Game Day: One Hell of a Session

Summer is winding down, which means the chances that my gaming group will have a full gaming session are going up. This week saw six of us get together to continue our Weird Pulp campaign, which had been stalled since June.

It was a hell of a session. During “Episode 9: The Terror in the Woods” our heroes uncovered an insane fertility cult dedicated to the Goat with a Thousand Young. They arrived too late to stop the cult’s ritual sacrifice of a half-dozen victims; instead they had to deal with what the ritual summoned: a mutated, mindless tentacled horror standing over 40 feet tall. The creature had already slain most of the cult — only its leader, Oscar Slaughter, remained — and had destroyed most of the private Catskills resort where it had appeared.

During that episode the heroes had tried to kill the Terror by ramming it with car loaded with explosives. That didn’t work, so they tried feeding it the enthusiastic cult leader, who mistakenly carried a stick of TNT thinking it was a magic rod. The explosion failed to kill the creature, so they tried to electrify it using the resort’s still-functional generator.

That staggered it momentarily … but the beast kept after them. Two real-world months later we picked up right where we left off, with two new investigators arriving to help out. More importantly, they were mystically-inclined investigators, which would make all the difference.

“Episode 10: Strange Thunder” featured exactly the sort of over-the-top action you’d expect when investigators take on unstoppable horrors from beyond time and space. They found a local ally — a fellow mystic traveller who happened to have a cache of dynamite he was using to try and tunnel to the center of the earth — and convinced him to “lend” them his explosives.

They then loaded said explosives into the sidecar of a motorcycle and launched it at the creature. This led to a quick lookup of the Savage Worlds TNT rules (found in the Deadlands Reloaded hardcover), which in turn caused us to laugh hysterically when we realized what the blast radius would be from 24 sticks of dynamite.

It was hugely amusing. Ineffective when it came to killing the monster … but hugely amusing nonetheless.

They raided a local New York Guard armory for a truck and howitzer, and used it to take potshots at the Terror in the Woods. The howitzer knocked the beast back and prevented it from eating August Farnstaff, one of the group’s mystics, but it did little to actually stop the monster.

It was only when one of the mystics started firing arcane bolts at The Terror in the Woods that the heroes were able to confirm their suspicions that magic held the key to slaying the beast.

Alistair Sebastian Cadwalader Martindrake III, the party’s other mystic, cast a smite spell upon the howitzer’s artillery shells, and his colleagues immediately began unleashing heaven’s wrath upon the creature.

Normally spending an entire night fighting one monster would have gotten old really, really fast, but that didn’t happen. I think the reason why was because the Terror in the Woods was more of an extended challenge rather than a monster.

Our heroes had to figure out how to:

  1. Distract the monster from destroying the town of Queenston
  2. Convince the locals that “The Martians” were invading … and to do something about it.
  3. Find heavy ordinance and explosives to fight the beast.
  4. Drive a nearly-out-of-control rocket bike on a mad dash through the countryside.
  5. Stay one step ahead of the thing’s tentacles

There was something for everyone to do and the monster was tough enough that every action was fueled by increasing desperation. Plus … it was Savage Worlds. That meant lots of cheers as the dice exploded, dealing extra damage against the monster, and groans as the beast spent bennies to soak the wounds. Poker chips flew fast and furious a both sides sought the upper hand.
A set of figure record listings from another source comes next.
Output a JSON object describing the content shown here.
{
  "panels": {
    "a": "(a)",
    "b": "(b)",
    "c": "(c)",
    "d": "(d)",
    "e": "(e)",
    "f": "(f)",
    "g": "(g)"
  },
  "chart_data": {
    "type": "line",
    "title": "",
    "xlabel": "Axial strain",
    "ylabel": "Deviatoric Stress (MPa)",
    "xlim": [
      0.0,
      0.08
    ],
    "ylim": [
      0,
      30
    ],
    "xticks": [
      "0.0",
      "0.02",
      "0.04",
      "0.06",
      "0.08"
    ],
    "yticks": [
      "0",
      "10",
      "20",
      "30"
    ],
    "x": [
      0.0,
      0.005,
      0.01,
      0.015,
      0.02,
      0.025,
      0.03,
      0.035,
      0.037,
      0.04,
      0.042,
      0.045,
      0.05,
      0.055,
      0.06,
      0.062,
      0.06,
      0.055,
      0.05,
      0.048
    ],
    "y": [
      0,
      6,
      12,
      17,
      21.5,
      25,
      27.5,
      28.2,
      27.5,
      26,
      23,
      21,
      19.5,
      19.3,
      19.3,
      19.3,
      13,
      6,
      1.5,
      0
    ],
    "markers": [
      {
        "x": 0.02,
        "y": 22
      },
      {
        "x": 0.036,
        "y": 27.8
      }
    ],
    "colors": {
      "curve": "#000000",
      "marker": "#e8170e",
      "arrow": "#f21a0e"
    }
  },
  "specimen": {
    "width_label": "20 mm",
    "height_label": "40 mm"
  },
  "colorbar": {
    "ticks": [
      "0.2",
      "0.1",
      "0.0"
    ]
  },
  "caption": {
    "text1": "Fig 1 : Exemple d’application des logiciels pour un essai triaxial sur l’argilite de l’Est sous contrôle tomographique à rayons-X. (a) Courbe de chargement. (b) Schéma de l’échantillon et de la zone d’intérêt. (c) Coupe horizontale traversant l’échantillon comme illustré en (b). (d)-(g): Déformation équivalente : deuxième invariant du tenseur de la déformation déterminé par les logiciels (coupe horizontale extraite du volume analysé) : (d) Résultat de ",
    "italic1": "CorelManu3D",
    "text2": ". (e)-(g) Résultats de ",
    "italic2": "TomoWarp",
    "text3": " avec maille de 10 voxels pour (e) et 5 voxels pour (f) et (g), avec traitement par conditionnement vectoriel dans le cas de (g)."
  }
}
There was a fun, frantic tension in the air that was finally defused when the bullet from a blessed rifle finally slew the monster.

Yeah, it was a hell of a session, the sort of session that you look back on and say this is why we’re gamers. This is worth the hours of game prep, the long drives of the players, and Diet Coke-fueled late nights. This is why, after nearly eighteen years, I still love gaming with these guys, and why I’ll be back in two weeks for Episode 11.